In the past weeks I saw two films and only when I finished the last one, I noticeds the silimar subject. Both were films about female authors I like, namely Virginia Woolf and Daphne du Maurier, and both films was about their romantic relationship with a woman. So, I decided to combine these two in one blogpost. The first film I liked, but I did not love it and the second one was very good.
This film is about the author Vita Sackville West who is a populair author, but not very well respected. She is an open marriage with Harold Nicholson and is infamous for her lesbian affair with Violet Keppel.
Now it is 1922 and Vita longs to be taken seriously as an author. She is thrilled when she gets invited to a party with the Bloomsbury group and when she meets them, she falls in love with Virginia Woolf.

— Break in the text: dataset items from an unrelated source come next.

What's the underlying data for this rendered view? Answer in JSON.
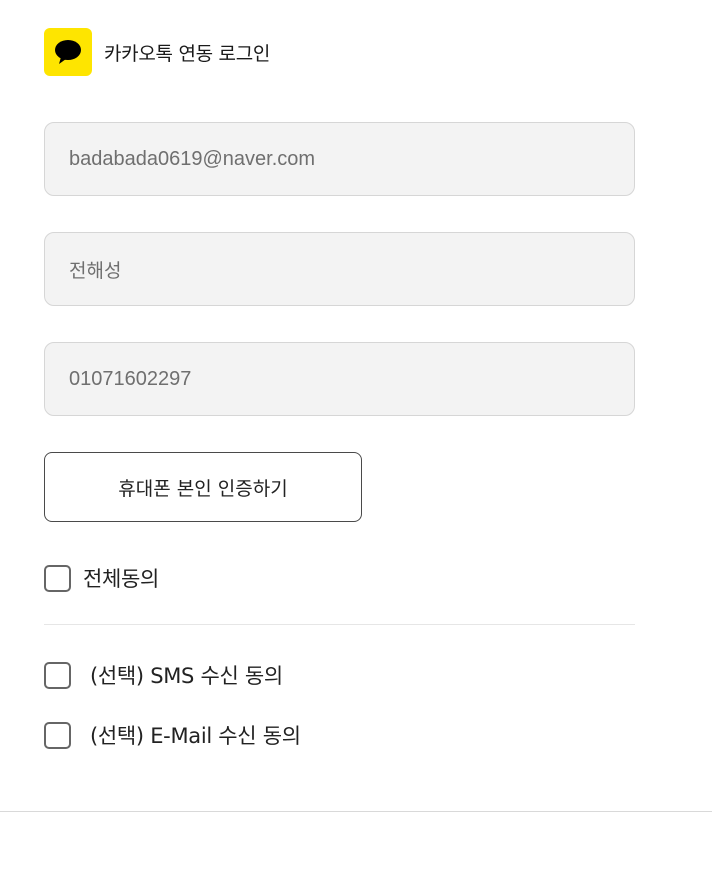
{
  "header": {
    "title": "카카오톡 연동 로그인",
    "icon": "kakao-speech-bubble-icon",
    "brand_color": "#FEE500"
  },
  "form": {
    "email_value": "badabada0619@naver.com",
    "name_value": "전해성",
    "phone_value": "01071602297",
    "verify_button_label": "휴대폰 본인 인증하기"
  },
  "agreements": {
    "all_label": "전체동의",
    "all_checked": false,
    "items": [
      {
        "label": "(선택) SMS 수신 동의",
        "checked": false
      },
      {
        "label": "(선택) E-Mail 수신 동의",
        "checked": false
      }
    ]
  }
}
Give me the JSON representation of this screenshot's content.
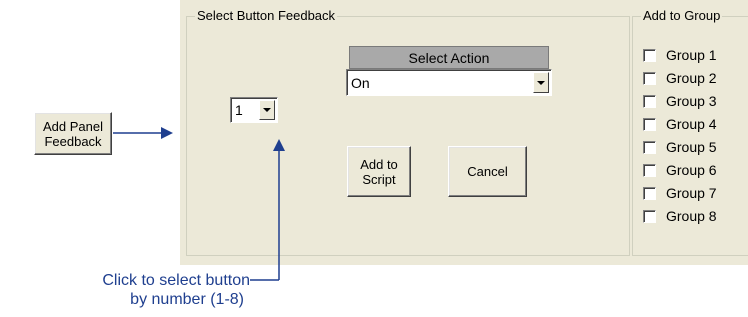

Virginia Woolf is respected and a serious writer, but not a populair one (Mrs Dalloway would be her breakthrough) and she is shy and awkward in public.
These two women get involved and will have a relationshop for the next couple of years. Vita is good for Virginia in the sense she helps her get more confidence and get over the trauma of the sexual abuse by her stepbrother.
I watched the film, although I must admit I am not a huge fan of Vita Sackville-West (truth be told, I dislike her). In this film I disliked her even more.
There is a lot to be enjoyed, like the costumes and parts of the story. I really liked how they visualize the visions/dark thoughts Virginia has, this was done very well.
I am not sure about the casting, Gemma Arterton is pretty, and looks nothing like Vita, and Elizabeth Debicki is nothing like Virginia Woolf. That is a shame.
So in short, did I hate it? No, but I am afraid it is not as good as I had hoped.
Daphne du Maurier was a complex woman. Extremely private, she felt most at home in het house in Cornwall, writing her new novel.
In 1946 she had to go to the US, because a woman accused her of copying Rebecca from her novel. During this trip Daphne fell in love with Ellen Doubleday, the wife of her host. Daphne had loved like this before, but when she married she thought all these feeling were buried. Ellen, although a great friend, is not in love with Daphne and makes this very clear. She does not mind if Daphne loves a woman, but she herself is straight and does not like woman that way.
Daphne goes home and writes a play about a forbidden love, and it is actually about Ellen. The lead role is played by actress Gertude Lawrence and at first Daphne hates her for not being Ellen, but in the end she does fall under Gertrudes spell and the two get into an affaire.
All this time she still hopes Ellen will also come to her, but Ellen is clear and firm, friendship is all that she can offer.
This was an excellent movie. The three lead characters are played by very good actresses, Geraldine Sommerville is Daphne, Janet McTeer is Gertrude and Elizabeth McGovern is Ellen, who all make their character come alive completely.
I loved how mature and wise Ellen was, she knew herself very well. Compared to her Daphne is sometimes a bit like a petulant child, angry she does not get what she wants. The scenes in Florence make that very clear and are somehow very funny!
A lot of the dialogue comes from the letters from Daphne and the things she said, as we see published in her biography by Margaret Forster. This makes it very authentic.
Great actresses, good plot and a very interesting story. Well done.